Chevron’s idea of a perfect sunset view. Photo courtesy of Wikimedia

Propositions like this are why some people think it makes sense to divide the great state of California. The state that feeds the nation! Country folk are sick and tired of laws designed to get city folk out of their dumb cars. Laws that make their lives even more difficult. But the people who tried to put this proposition on the ballot couldn’t give a hoot about the far bigger cost of living crisis in California — housing. As long as housing costs remain insane here, people will always have to spend more money on gasoline. Instead of petitioning to keep their buddies at Chevron rolling in dough, politicians who want to retain their constituents should be focusing on creating affordable housing and EFFECTIVE public transit. Transit like LA Metro, not that waste of money that claims it will one day be a high-speed rail line.

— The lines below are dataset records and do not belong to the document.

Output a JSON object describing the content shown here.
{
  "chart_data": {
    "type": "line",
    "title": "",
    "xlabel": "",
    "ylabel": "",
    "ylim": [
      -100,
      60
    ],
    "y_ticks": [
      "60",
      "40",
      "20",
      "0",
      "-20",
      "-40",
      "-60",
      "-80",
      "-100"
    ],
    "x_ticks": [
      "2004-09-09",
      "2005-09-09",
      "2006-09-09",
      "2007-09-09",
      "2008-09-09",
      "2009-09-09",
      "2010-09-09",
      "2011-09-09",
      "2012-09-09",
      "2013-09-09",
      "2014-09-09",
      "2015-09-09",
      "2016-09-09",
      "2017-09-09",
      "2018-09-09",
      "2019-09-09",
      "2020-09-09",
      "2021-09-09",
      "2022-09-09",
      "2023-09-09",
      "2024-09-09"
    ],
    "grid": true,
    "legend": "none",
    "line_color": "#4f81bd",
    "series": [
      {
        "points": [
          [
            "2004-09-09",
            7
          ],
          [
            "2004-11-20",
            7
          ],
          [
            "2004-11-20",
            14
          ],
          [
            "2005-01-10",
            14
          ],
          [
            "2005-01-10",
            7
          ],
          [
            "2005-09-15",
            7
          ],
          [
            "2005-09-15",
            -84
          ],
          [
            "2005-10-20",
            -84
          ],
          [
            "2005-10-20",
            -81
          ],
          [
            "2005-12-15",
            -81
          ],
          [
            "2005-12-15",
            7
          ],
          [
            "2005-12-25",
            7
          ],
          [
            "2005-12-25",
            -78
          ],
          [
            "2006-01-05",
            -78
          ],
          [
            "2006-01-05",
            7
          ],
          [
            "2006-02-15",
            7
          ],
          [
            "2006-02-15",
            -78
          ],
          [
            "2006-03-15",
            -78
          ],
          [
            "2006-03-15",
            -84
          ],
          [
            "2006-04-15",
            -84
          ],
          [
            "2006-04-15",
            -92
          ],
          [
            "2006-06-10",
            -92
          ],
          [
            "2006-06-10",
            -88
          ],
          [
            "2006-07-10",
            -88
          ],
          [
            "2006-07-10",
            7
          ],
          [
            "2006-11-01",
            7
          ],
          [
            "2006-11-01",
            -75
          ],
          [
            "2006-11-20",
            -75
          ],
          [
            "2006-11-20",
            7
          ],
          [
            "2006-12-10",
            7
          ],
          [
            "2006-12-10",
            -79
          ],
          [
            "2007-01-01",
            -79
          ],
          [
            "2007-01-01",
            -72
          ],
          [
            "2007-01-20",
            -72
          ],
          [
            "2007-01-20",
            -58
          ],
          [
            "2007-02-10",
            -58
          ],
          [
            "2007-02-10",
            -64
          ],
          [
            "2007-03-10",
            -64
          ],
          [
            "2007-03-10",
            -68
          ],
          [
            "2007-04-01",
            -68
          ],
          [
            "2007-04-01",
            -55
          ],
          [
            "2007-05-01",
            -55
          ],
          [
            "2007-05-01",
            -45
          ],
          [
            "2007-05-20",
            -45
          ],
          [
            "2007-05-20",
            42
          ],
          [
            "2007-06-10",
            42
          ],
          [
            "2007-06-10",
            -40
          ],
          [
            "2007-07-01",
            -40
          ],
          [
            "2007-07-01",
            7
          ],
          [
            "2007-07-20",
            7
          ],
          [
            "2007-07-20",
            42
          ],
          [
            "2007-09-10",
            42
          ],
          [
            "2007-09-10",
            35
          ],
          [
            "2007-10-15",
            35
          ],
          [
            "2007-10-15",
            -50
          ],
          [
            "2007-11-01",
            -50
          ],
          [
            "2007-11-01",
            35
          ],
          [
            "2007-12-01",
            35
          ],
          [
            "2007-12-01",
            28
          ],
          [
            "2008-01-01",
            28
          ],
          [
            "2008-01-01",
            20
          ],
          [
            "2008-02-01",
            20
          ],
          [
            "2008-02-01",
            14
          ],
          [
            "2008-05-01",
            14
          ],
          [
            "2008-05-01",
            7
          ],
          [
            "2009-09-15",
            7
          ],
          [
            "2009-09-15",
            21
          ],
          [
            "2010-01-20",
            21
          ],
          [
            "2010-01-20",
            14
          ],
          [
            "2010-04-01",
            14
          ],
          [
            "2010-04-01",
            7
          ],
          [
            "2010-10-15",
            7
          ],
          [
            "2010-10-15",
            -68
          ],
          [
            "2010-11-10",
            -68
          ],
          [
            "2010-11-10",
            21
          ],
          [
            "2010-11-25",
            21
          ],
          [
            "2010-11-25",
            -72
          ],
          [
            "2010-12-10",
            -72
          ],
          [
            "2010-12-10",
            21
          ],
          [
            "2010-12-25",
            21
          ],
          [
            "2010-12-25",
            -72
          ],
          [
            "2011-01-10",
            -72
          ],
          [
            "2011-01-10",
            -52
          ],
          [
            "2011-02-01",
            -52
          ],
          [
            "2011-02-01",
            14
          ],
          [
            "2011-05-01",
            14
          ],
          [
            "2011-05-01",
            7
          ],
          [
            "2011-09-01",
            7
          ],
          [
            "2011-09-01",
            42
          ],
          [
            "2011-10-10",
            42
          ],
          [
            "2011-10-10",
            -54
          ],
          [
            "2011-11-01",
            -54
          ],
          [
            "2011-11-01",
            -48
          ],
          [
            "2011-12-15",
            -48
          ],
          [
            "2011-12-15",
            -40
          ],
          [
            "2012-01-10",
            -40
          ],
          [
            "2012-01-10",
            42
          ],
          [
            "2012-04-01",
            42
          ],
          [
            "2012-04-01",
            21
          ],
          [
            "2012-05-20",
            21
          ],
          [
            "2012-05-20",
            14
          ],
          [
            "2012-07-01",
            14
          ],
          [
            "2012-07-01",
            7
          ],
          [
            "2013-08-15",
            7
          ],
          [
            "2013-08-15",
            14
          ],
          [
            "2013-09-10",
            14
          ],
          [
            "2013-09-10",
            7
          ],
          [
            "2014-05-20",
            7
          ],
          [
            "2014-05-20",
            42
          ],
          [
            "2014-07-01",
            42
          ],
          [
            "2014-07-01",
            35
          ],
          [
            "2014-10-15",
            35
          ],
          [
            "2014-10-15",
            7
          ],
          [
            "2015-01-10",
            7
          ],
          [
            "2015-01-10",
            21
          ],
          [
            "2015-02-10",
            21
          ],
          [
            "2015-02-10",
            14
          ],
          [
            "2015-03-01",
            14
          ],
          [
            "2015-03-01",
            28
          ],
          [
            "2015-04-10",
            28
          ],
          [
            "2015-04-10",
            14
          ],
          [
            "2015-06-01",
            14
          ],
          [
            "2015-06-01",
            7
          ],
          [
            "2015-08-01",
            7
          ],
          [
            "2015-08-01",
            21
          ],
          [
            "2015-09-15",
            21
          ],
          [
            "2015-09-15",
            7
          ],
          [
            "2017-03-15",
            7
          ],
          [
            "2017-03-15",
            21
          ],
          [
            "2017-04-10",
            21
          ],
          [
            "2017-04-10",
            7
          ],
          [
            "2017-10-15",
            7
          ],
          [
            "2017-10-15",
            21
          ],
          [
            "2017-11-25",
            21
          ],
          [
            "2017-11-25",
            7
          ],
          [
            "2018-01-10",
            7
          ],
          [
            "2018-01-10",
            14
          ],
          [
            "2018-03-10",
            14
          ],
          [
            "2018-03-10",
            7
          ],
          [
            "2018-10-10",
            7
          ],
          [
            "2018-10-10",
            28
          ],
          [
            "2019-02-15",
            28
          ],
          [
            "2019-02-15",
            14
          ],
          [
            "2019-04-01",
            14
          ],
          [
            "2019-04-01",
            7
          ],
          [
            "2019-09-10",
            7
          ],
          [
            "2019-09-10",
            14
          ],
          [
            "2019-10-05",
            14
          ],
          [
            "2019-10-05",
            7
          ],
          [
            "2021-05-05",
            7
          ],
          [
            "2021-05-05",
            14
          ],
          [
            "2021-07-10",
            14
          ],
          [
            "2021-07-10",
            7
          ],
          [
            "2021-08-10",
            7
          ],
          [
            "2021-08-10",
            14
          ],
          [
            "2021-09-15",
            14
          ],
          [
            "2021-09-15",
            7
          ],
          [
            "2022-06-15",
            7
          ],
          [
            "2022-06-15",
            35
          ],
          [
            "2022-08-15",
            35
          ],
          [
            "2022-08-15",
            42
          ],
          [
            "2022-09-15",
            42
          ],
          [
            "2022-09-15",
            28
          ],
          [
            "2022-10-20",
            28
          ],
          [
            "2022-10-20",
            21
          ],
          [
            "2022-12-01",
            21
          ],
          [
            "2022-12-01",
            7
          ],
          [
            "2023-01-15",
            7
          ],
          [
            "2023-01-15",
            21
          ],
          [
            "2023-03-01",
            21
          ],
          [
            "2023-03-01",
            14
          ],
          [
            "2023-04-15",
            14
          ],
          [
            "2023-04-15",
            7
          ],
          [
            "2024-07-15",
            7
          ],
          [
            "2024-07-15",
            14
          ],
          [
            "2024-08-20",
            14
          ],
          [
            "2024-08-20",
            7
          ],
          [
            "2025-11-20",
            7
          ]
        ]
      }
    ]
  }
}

Ballotpedia has more information on this proposition which will be on the ballot in November. The GOP in California will continue fighting to keep Chevron as the second highest revenue-generating company in the state. After all, Chevron invested $8.4 million just last year on politicians and lobbyists in California alone. That’s right, the state which leads in clean energy adoption and clean tech innovation has a dirty little secret. Only one other California company makes more money than this single oil company. And this story was written on one of their devices.

[Edit: Chevron’s political contributions in California total $8.4 million, not $235 million as previously published.]